2 The Imperfect Murder
No one could rightly accuse Christina Davison’s ex-husband, Craig, of being a saint. His laundry list of misdeeds included charges of aggravated assault with a deadly weapon and multiple instances of family violence. But was Craig enough of a scoundrel to kill his former spouse? In 2014, it somewhat looked that way. In May of that year, about three months after Craig had been charged with assaulting Christina, she vanished. From the looks of things, she didn’t go willingly. Her bed bore knife cuts and traces of blood. Her purse was located on a roadway in an entirely different city. Attempts to contact the 43-year-old Whataburger waitress were futile. Friend Patti Rucker captured the mood of the moment best: “I don’t believe we’ll find her alive.” Thankfully, Patti was wrong. Nine months after Christina Davison was seemingly plucked from existence, she turned up in Lexington, Kentucky. She had taken a waitressing job at a Red State BBQ and established herself as a popular commodity around the place. Her coworkers had been led to believe that she moved to Kentucky to escape an abusive boyfriend in Arkansas. Christina’s cozy setup came crashing down when she was caught in a traffic stop one night in 2015. She was wanted in Texas for drug possession, and attempts to verify her identity revealed her missing person status in the state. The jig was up, but questions still remained. Christina provided no insights into her actions or why she had failed to contact her friends or family during her nine-month absence. Authorities speculated that she had hoped to avoid jail or her former common-law spouse, Craig, by staging her own demise. But they had no clue whose blood they had found on her bed.
1 An Unusual Resurrection
It’s not every day that a murder victim opens their door to you. But in September 2015, authorities in Dusseldorf, Germany, faced that scenario. While responding to reports of an apartment burglary, they were greeted by a woman who called herself “Mrs. Schneider.” When prompted to confirm her identity, however, she revealed herself as Petra Pazsitka. It was a startling admission, to say the least. The woman in question had allegedly been murdered 26 years earlier. Petra’s case began in July 1984. Back then, she was studying computer science in Braunschweig and had recently completed her university thesis. On July 26, she reportedly had plans to visit her parents after seeing a dentist. But Pazsitka didn’t reach her stated destination. When she subsequently missed her brother’s birthday celebration, police were alerted. Law enforcement suspected foul play, and Petra’s picture and description were displayed on German crime show Aktenzeichen XY. The effort yielded no useful leads, however, and the case went cold.

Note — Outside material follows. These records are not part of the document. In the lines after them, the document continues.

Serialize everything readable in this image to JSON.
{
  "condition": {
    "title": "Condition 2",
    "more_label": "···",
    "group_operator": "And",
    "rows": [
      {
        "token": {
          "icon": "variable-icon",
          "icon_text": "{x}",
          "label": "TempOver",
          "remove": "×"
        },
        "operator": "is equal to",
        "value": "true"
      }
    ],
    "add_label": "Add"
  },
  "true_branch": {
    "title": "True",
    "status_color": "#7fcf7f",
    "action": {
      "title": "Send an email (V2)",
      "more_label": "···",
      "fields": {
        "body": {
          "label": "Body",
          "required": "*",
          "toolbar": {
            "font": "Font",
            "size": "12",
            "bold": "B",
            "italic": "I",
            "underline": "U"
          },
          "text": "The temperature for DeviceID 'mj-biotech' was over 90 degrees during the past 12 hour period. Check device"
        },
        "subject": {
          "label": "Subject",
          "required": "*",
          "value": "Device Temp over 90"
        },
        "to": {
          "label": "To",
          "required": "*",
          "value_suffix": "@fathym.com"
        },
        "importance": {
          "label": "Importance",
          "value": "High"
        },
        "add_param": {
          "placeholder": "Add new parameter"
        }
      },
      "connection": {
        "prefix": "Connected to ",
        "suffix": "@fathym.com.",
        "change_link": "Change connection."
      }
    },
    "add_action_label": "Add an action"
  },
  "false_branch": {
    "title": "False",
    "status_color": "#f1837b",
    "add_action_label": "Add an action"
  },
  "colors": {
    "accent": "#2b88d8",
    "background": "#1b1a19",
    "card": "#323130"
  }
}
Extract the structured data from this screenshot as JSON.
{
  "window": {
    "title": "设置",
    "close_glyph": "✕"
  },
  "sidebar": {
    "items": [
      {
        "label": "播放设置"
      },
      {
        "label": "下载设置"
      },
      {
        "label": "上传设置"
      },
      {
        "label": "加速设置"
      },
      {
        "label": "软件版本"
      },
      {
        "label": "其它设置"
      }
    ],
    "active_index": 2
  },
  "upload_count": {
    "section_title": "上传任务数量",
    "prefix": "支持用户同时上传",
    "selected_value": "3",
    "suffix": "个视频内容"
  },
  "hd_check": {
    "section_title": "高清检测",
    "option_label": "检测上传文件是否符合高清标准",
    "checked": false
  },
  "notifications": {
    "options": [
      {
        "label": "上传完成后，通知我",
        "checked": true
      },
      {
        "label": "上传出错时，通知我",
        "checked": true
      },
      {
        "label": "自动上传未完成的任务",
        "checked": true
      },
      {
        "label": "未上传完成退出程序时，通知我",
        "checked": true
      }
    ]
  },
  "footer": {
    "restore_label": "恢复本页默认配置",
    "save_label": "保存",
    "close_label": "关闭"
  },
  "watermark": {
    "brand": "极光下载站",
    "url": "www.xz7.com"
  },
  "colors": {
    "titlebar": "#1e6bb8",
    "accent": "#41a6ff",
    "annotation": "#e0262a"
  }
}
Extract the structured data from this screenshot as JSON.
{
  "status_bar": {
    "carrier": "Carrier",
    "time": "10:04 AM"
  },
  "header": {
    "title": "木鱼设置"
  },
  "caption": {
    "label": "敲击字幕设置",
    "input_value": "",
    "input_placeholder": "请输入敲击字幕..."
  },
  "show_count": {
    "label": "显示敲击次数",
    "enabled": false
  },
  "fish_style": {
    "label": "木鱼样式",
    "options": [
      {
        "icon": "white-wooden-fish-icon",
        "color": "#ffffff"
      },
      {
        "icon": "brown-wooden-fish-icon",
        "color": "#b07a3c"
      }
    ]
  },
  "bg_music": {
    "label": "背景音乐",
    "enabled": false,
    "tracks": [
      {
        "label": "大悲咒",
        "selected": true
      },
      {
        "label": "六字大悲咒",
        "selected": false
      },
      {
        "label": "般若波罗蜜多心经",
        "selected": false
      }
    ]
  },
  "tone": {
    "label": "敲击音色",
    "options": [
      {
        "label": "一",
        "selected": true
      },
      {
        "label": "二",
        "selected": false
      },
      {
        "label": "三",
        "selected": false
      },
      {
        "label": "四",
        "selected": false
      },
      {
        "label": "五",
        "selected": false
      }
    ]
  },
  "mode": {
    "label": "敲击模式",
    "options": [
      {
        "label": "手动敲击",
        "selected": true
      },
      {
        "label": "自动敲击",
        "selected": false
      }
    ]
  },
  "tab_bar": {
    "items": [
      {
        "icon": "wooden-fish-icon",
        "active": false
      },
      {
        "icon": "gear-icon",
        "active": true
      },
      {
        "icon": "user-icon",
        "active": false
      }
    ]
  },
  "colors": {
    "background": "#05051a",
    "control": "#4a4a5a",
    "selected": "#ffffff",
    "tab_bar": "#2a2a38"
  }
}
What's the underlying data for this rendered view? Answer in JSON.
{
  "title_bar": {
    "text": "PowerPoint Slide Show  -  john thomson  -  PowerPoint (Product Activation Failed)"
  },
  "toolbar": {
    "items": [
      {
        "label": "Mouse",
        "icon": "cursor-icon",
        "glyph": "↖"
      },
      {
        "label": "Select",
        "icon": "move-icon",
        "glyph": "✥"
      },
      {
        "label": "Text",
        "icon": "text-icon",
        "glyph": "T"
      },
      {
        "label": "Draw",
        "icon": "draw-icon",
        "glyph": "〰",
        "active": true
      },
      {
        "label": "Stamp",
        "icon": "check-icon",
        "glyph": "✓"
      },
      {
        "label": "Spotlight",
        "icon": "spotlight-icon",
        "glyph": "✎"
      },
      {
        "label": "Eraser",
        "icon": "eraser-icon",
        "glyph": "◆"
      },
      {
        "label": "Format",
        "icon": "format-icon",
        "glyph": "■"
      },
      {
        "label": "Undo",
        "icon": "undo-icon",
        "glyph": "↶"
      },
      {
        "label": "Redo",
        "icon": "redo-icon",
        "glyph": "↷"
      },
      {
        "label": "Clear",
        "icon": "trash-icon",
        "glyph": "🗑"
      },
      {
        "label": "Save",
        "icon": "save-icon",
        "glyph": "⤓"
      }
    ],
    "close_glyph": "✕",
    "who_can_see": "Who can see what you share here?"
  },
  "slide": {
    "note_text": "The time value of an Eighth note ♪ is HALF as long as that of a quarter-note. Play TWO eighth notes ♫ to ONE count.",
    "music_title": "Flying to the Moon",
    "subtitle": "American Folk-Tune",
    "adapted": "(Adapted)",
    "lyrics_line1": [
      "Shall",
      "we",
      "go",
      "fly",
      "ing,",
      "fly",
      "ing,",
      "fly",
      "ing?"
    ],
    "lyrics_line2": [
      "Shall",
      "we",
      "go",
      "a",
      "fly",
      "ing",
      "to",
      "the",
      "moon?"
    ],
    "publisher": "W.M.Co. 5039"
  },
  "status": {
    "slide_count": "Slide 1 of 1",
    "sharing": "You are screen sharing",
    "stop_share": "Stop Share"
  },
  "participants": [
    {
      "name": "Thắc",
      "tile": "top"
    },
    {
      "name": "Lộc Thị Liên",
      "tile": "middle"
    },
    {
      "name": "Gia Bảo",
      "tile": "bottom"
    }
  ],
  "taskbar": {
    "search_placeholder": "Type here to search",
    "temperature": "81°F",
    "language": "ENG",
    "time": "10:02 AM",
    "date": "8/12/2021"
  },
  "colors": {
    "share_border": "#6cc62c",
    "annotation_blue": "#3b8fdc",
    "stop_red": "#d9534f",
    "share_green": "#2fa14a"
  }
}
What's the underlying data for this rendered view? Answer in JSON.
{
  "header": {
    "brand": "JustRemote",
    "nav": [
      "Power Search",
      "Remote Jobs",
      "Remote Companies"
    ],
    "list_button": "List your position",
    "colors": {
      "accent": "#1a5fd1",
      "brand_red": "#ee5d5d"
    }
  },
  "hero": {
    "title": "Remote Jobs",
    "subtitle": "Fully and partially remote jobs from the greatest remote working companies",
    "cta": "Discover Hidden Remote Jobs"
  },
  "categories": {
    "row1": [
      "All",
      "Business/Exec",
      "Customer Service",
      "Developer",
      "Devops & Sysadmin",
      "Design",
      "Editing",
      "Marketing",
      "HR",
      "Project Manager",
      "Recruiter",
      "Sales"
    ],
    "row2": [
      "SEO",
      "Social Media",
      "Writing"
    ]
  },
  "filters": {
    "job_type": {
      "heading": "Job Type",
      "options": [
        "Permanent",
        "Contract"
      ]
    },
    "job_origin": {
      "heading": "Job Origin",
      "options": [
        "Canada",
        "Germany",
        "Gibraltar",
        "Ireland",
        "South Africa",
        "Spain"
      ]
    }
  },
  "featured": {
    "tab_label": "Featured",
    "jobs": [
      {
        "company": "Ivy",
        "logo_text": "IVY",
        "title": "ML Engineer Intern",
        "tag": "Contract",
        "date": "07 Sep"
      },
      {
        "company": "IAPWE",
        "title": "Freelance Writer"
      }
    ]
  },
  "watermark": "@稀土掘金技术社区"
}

Fears that Pazsitka had been murdered were apparently confirmed in 1987 when a teenager identified as Gunter K. confessed to slaying the Braunschweig student. In 1989, the case was closed. In theory, Gunter had killed at least one other person—a young student—near the spot where Petra had disappeared. But if he did claim a second victim, it wasn’t Pazsitka. According to the purported murder victim, she simply wanted to sever ties with her family and made herself invisible for 31 years. She dismissed suggestions of abuse by her kin but declined to clarify her specific gripes. She did open up about hopping from city to city and somehow acquiring both work and housing without using an ID, social security number, or bank account. Officers were flummoxed by Petra’s ability to drift through life as a phantom. Her family was even more astounded. Once the shock settled, they looked forward to a tearful reunion. Petra, however, steadfastly refused, preferring to leave their relationship dead and buried.